Language can be your most powerful ally in your arsenal, or your enemy; for centuries it has been used to divide and unify a nation.
Taking a closer look at its role in educating our children in subjects like math and science, specifically at an early age, let us indulge in this matter to explore its impact and how it can be addressed.
The lack of direct translation of core scientific and mathematics terms in hundreds of languages around the world is a hindrance for students in facing the real world in applying their knowledge, resulting in them being globally incompetent.
The obstacle is the absence of certain terminologies in many languages compared to English. The underlying implication is that it is the language barrier preventing students from excelling in math and science.
For Australia, England and Canada where the majority speak English, the matter is not of great concern; but when you look at countries in Europe, Africa and Asia, this becomes a challenge.
Key to the debate is the issue of understanding, whether through a certain medium of instruction, be it Spanish, Africaans, Venda or English, particularly at a foundational level of schooling, and that if this is not carefully addressed, it might have remedial consequences.

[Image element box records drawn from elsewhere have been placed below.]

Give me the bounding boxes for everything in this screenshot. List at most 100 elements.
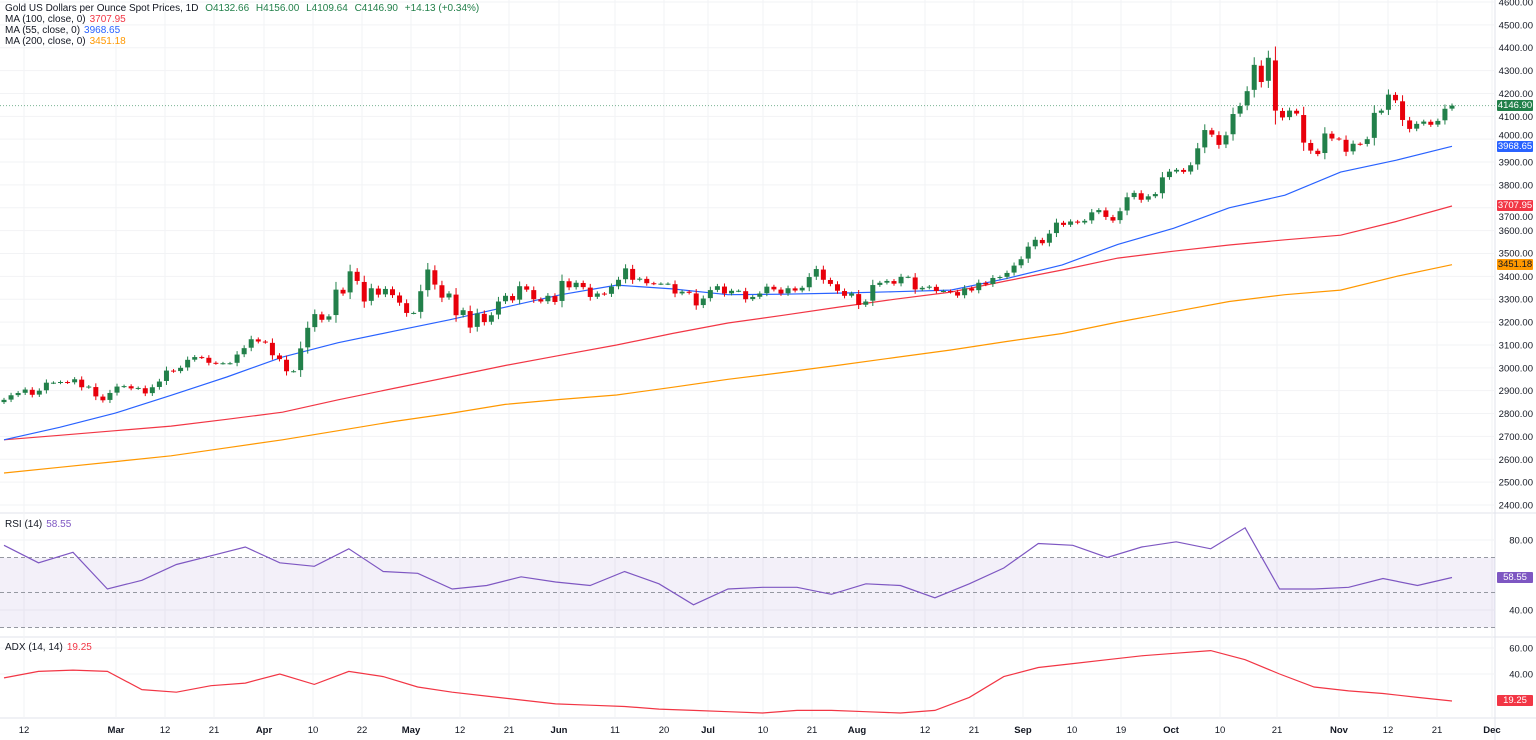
candle-down [1061,222,1067,225]
candle-down [171,370,177,372]
candle-up [863,301,869,305]
candle-down [524,286,530,290]
price-axis[interactable]: 4600.00 4500.00 4400.00 4300.00 4200.00 4100.… [1499,0,1533,681]
candle-up [1053,222,1059,234]
main-legend: Gold US Dollars per Ounce Spot Prices, 1… [5,3,483,14]
candle-down [1279,110,1285,118]
candle-down [721,286,727,294]
time-tick-label: 10 [1215,725,1226,736]
candle-up [1131,192,1137,198]
candle-up [411,312,417,314]
candle-up [156,381,162,387]
candle-up [149,387,155,394]
time-tick-label: 12 [920,725,931,736]
ma100-legend[interactable]: MA (100, close, 0) 3707.95 [5,14,130,25]
high-value: H4156.00 [255,3,300,14]
candle-down [467,311,473,328]
time-tick-label: 19 [1116,725,1127,736]
ma200-legend[interactable]: MA (200, close, 0) 3451.18 [5,36,130,47]
candle-up [707,290,713,299]
candle-up [72,379,78,383]
candle-up [43,382,49,391]
candle-down [375,288,381,295]
price-tick-label: 3000.00 [1499,363,1533,374]
candle-up [990,277,996,285]
candle-up [298,348,304,371]
candle-down [693,293,699,306]
candle-up [1082,220,1088,223]
time-tick-label: Dec [1483,725,1500,736]
candle-down [262,341,268,343]
candle-down [453,294,459,316]
rsi-value: 58.55 [46,519,72,530]
candle-up [418,291,424,312]
candle-up [58,381,64,383]
price-tick-label: 2800.00 [1499,409,1533,420]
candle-down [856,294,862,305]
price-tick-label: 3800.00 [1499,180,1533,191]
candle-up [1385,94,1391,110]
candle-down [651,283,657,285]
candle-up [813,269,819,277]
candle-down [891,281,897,284]
candles [1,46,1455,405]
candle-up [1145,196,1151,200]
candle-down [1400,101,1406,120]
candle-up [736,290,742,292]
candle-down [955,292,961,296]
candle-up [1371,112,1377,138]
candle-up [764,286,770,294]
candle-down [601,293,607,295]
candle-up [86,386,92,388]
candle-up [976,282,982,291]
candle-up [305,327,311,348]
close-value: C4146.90 [354,3,398,14]
price-tick-label: 4600.00 [1499,0,1533,9]
candle-up [50,382,56,384]
price-tick-label: 3300.00 [1499,295,1533,306]
candle-up [1174,169,1180,172]
rsi-legend[interactable]: RSI (14) 58.55 [5,519,75,530]
candle-down [65,382,71,384]
candle-up [1421,121,1427,124]
candle-down [340,289,346,294]
candle-down [771,286,777,290]
candle-up [757,293,763,297]
candle-up [1251,64,1257,90]
candle-up [382,288,388,295]
adx-legend[interactable]: ADX (14, 14) 19.25 [5,642,96,653]
candle-down [820,269,826,280]
candle-down [1075,221,1081,223]
price-tick-label: 2400.00 [1499,501,1533,512]
time-axis[interactable]: 12 Mar 12 21 Apr 10 22 May 12 21 Jun 11 20 Jul 10 21 Aug… [19,725,1501,736]
price-tick-label: 2600.00 [1499,455,1533,466]
candle-up [665,283,671,285]
ma55-legend[interactable]: MA (55, close, 0) 3968.65 [5,25,124,36]
rsi-line [3,526,1453,606]
candle-down [842,291,848,296]
candle-up [559,280,565,301]
candle-down [933,286,939,291]
candle-down [778,289,784,294]
candle-up [1117,211,1123,221]
candle-up [616,279,622,287]
time-tick-label: Nov [1330,725,1349,736]
price-tick-label: 2500.00 [1499,478,1533,489]
time-tick-label: 20 [659,725,670,736]
candle-down [319,314,325,320]
price-tick-label: 4200.00 [1499,89,1533,100]
candle-up [1159,177,1165,194]
candle-up [1442,108,1448,121]
candle-up [114,386,120,393]
candle-down [213,362,219,364]
price-tick-label: 3700.00 [1499,212,1533,223]
candle-up [234,354,240,363]
candle-up [884,280,890,283]
adx-line [3,649,1453,714]
candle-up [460,310,466,315]
candle-down [284,359,290,372]
candle-up [1068,221,1074,225]
candle-up [750,296,756,300]
candle-up [573,282,579,288]
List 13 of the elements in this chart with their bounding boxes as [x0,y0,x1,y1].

If you are in education or politics, you have failed in your mission to ensure there are enough learners leaving school if there are not enough to fill all the vacancies for positions in the job market where mastery of math and/or science is required.

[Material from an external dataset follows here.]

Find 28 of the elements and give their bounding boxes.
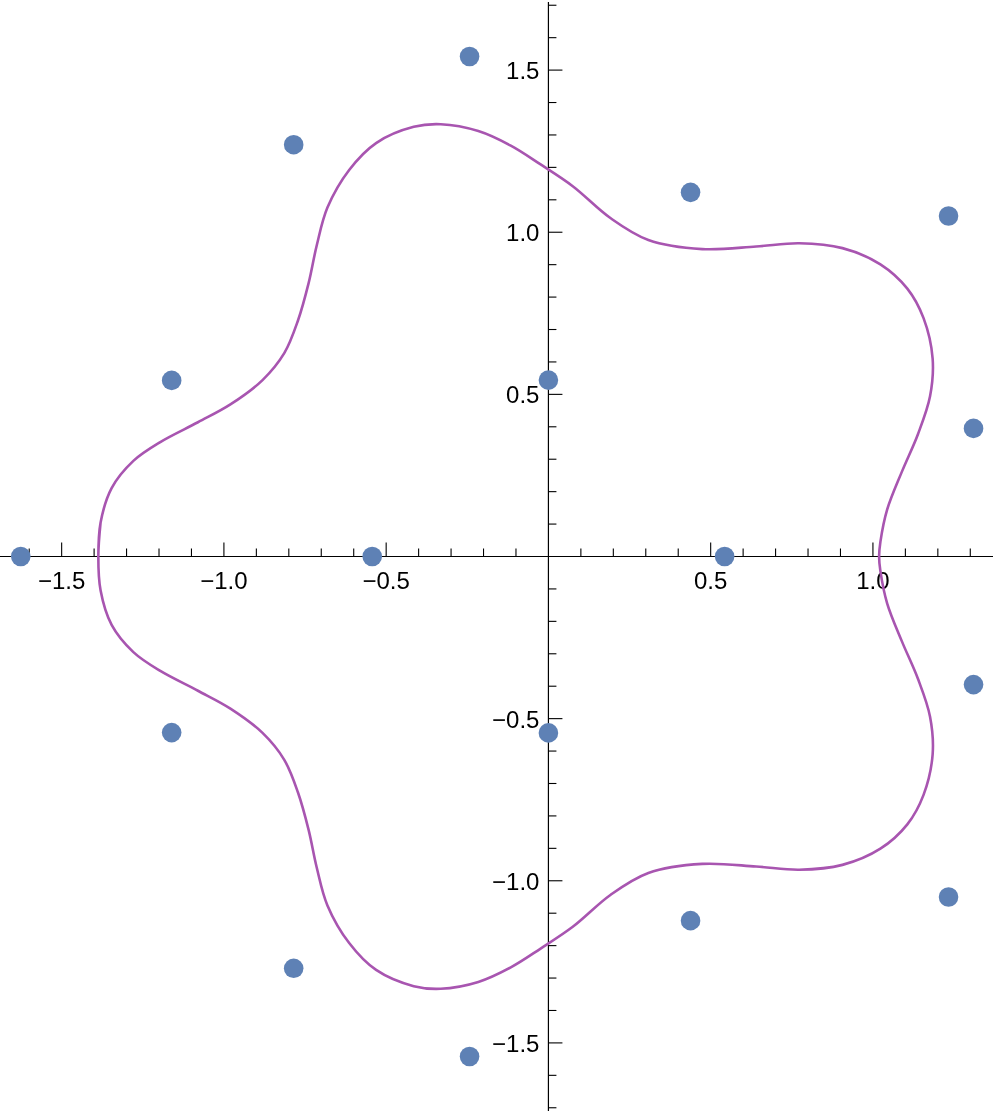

We also know from all the current brain research that the foundation for later learning must be laid from as early as six months. This window of opportunity to learn an extra language and master the basics of math is wide open in the early years but largely closed by about eight or nine and then become remedial.

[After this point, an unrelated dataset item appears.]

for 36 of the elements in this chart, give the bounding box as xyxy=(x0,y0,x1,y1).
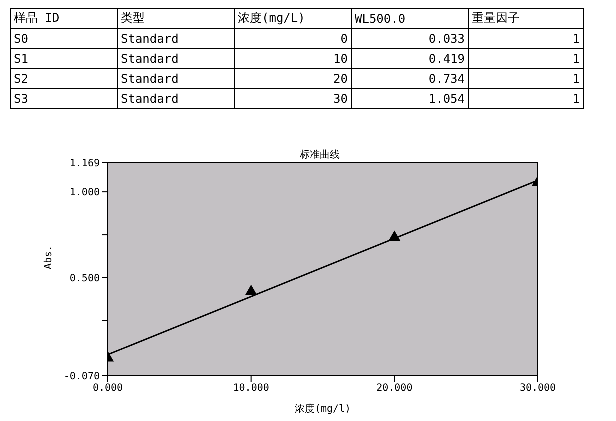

Why don’t we spend time and money to let children learn basic concepts which are the foundation for all future learning, especially mathematics in English from the earliest grade – when it’s natural and easy for them? Officially they are supposed to have four or five EFAL (English First Additional Language) classes per week. When I talk to teachers they tell me nothing happens in those classes in far too many schools. Children at this age can easily understand mathematical concepts in English such as counting, addition, subtraction, shapes etc.
It’s sickening that learners who will eventually be taught maths and science in English are only introduced to it in Grade 4 where they have to switch to math in English, even when many of them haven’t yet mastered basic numbers, addition and subtraction, even in their mother tongue and now they have to start in English from scratch! No wonder schools lose more than half the Grade 1 enrolments before they reach Grade 12! Had they learnt their math in English, they would have been far better off – as long as the curriculum makes provision for them to catch up and the teachers use proper ways of teaching.
There can be no good reason why we should not use words like oxygen, calculus and algebra, if we don’t have our own indigenous terms. We talk of computers, cell phones, soccer and taxi without trying to find IsiZulu, isiXhosa or Tswana translations. We will not stop using isiZulu or any other indigenous language because some technical terms are borrowed from English.
Our children are already starting behind, why make it more difficult for them? Should we force them learn the same lesson twice? So many words and terms do not exist in indigenous languages and we should far rather use the academic terms instead of trying to invent thousands of new terms.
We managed to do it to in some extent. Even so they still have serious backlogs with terminology and many students at school and university prefer to rather learn in English as that is the language most widely used in the world of math, science, research and commerce.
Only if our politicians push and allocate funds for a different approach in EFAL in ECD (early childhood education, i.e. pre-school and Grade R-3) will we start producing the academics, engineers, technicians, doctors in the numbers our country needs.
Debates around language are linked to heritage, self-identity; in an integrated world, we need not to be inflexible; as much as we embrace our mother tongue, we should make sure our children are taught in languages universal to the fields of math and science.